セキュリティグループを指定しない場合、システムが専用のセキュリティグループを作成します。このホワイトリストは、当該インスタンスのみに適用されます。
複数のインスタンス間で意図しない変更が発生することを防ぐため、デプロイメント時にセキュリティグループを指定しないことを推奨します。
前提条件
ApsaraMQ for Kafka インスタンスが購入・デプロイ済みであり、サービス中 の状態である必要があります。
ホワイトリストへの IP アドレスまたは CIDR ブロックの追加
ApsaraMQ for Kafka コンソール にログインします。
リソース配信 セクション(概要 ページ)で、ご利用のインスタンスが配置されているリージョンを選択します。
インスタンス ページで、対象のインスタンス名をクリックします。
アクセスポイント情報 セクション(インスタンスの詳細 ページ)で、対象のエンドポイントを見つけ、ホワイトリストの管理 を 操作 列からクリックします。

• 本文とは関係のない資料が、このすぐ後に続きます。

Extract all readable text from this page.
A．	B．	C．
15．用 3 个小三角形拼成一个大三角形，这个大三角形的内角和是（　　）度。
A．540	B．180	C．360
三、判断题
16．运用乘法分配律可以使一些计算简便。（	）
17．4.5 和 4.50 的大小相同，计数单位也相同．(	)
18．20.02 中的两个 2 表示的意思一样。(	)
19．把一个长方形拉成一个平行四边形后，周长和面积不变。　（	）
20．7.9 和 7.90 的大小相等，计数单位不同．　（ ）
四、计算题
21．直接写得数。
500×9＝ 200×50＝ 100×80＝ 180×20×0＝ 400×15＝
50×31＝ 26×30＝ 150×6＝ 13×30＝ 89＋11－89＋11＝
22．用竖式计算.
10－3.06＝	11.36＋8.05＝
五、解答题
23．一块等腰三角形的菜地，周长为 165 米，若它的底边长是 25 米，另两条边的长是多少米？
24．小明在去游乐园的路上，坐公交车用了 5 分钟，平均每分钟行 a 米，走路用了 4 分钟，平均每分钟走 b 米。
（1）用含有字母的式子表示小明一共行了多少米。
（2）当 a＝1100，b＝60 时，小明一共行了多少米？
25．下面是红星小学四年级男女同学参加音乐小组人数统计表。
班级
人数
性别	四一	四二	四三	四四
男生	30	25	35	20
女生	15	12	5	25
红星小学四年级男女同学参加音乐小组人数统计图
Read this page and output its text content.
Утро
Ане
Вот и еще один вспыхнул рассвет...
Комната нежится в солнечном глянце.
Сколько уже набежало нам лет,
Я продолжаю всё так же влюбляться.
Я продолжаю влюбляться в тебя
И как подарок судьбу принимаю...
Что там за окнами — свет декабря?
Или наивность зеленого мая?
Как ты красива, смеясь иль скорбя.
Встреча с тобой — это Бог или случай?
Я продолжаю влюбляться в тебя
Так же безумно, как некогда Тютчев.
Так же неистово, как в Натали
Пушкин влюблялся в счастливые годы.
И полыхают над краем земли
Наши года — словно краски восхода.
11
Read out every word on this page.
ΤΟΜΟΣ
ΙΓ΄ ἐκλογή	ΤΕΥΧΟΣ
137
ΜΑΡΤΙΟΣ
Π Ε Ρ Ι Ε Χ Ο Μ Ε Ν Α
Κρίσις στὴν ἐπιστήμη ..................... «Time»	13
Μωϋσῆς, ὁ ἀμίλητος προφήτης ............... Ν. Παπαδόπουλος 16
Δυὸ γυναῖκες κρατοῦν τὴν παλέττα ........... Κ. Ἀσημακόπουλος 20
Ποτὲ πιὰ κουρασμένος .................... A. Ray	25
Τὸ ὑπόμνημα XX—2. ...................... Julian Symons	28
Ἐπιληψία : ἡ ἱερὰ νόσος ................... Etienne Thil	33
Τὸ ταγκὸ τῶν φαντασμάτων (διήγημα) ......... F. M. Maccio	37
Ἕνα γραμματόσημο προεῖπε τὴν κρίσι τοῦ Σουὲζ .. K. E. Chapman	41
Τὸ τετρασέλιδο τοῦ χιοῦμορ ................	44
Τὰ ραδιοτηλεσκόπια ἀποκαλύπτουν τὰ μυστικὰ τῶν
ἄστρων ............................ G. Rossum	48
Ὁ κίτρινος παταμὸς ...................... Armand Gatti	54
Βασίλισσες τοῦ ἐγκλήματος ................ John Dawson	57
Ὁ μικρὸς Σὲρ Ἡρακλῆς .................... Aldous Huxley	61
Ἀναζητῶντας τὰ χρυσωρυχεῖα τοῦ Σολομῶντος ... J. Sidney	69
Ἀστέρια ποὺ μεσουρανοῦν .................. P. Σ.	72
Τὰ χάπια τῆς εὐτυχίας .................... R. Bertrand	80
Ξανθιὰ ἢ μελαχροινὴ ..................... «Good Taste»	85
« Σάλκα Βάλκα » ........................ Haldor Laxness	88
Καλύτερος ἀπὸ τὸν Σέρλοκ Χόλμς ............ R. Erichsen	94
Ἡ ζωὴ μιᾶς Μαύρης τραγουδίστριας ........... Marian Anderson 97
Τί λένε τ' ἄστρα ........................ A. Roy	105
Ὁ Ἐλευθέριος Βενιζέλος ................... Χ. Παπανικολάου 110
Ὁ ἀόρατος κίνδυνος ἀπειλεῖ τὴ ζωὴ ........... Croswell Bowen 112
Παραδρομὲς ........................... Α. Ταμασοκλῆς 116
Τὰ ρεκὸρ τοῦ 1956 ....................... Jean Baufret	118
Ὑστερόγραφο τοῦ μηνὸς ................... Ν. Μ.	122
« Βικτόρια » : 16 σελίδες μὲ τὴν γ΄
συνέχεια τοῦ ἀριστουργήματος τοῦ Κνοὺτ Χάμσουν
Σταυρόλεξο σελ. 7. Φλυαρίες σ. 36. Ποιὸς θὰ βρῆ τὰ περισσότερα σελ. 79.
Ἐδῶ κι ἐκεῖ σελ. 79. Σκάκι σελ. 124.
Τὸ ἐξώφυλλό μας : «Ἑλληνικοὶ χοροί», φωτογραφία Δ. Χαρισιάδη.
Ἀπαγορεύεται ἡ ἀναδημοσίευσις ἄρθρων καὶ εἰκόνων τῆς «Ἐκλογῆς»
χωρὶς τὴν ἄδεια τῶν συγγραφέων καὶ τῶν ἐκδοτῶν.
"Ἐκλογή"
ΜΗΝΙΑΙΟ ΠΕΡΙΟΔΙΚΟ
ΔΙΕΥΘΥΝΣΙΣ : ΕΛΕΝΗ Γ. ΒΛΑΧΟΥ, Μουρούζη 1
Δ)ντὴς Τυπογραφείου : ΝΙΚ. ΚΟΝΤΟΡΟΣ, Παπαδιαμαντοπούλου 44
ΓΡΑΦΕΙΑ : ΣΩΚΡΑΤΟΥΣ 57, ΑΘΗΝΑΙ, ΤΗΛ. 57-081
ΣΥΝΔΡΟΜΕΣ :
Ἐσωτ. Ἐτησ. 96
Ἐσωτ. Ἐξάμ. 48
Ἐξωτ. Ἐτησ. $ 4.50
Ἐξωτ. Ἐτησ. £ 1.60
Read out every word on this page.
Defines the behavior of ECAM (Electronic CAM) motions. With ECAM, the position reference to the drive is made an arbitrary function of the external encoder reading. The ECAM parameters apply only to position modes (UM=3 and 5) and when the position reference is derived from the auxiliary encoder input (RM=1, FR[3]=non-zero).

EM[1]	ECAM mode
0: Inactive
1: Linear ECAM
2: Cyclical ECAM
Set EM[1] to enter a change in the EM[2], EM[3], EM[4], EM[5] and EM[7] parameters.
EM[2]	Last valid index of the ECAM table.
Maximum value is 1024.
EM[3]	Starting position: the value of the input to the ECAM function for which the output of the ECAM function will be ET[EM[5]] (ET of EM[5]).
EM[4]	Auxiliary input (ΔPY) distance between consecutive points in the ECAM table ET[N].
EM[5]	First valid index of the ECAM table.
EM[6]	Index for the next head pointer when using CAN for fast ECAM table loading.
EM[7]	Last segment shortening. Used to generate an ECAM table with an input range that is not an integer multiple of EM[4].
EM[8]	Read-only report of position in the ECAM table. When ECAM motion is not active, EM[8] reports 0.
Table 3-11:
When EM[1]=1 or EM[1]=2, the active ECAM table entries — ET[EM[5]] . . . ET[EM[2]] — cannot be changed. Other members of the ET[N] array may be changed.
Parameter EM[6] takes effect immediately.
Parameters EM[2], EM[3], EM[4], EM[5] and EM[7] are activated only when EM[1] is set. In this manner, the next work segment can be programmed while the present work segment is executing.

ホワイトリスト管理 ページで、ホワイトリストグループの追加 をクリックします。
グループ名 および グループ内ホワイトリスト を設定し、OK をクリックします。
ホワイトリストからの IP アドレスまたは CIDR ブロックの削除
インスタンスの詳細 ページの左側ナビゲーションウィンドウで、ホワイトリスト管理 をクリックします。
対象のホワイトリストを見つけ、操作 列の 変更 をクリックします。
ホワイトリストの編集 パネルで、削除するエントリを見つけ、削除 をクリックし、パネル下部の 編集 をクリックします。
関連操作
プログラムによるホワイトリストの設定を行うには、UpdateAllowedIp API オペレーションを呼び出します。
異なる VPC 間でデバイスを接続するには、Express Connect、VPN Gateway、または Cloud Enterprise Network (CEN) を使用します。詳細については、「プライベートネットワークサービスの選択」をご参照ください。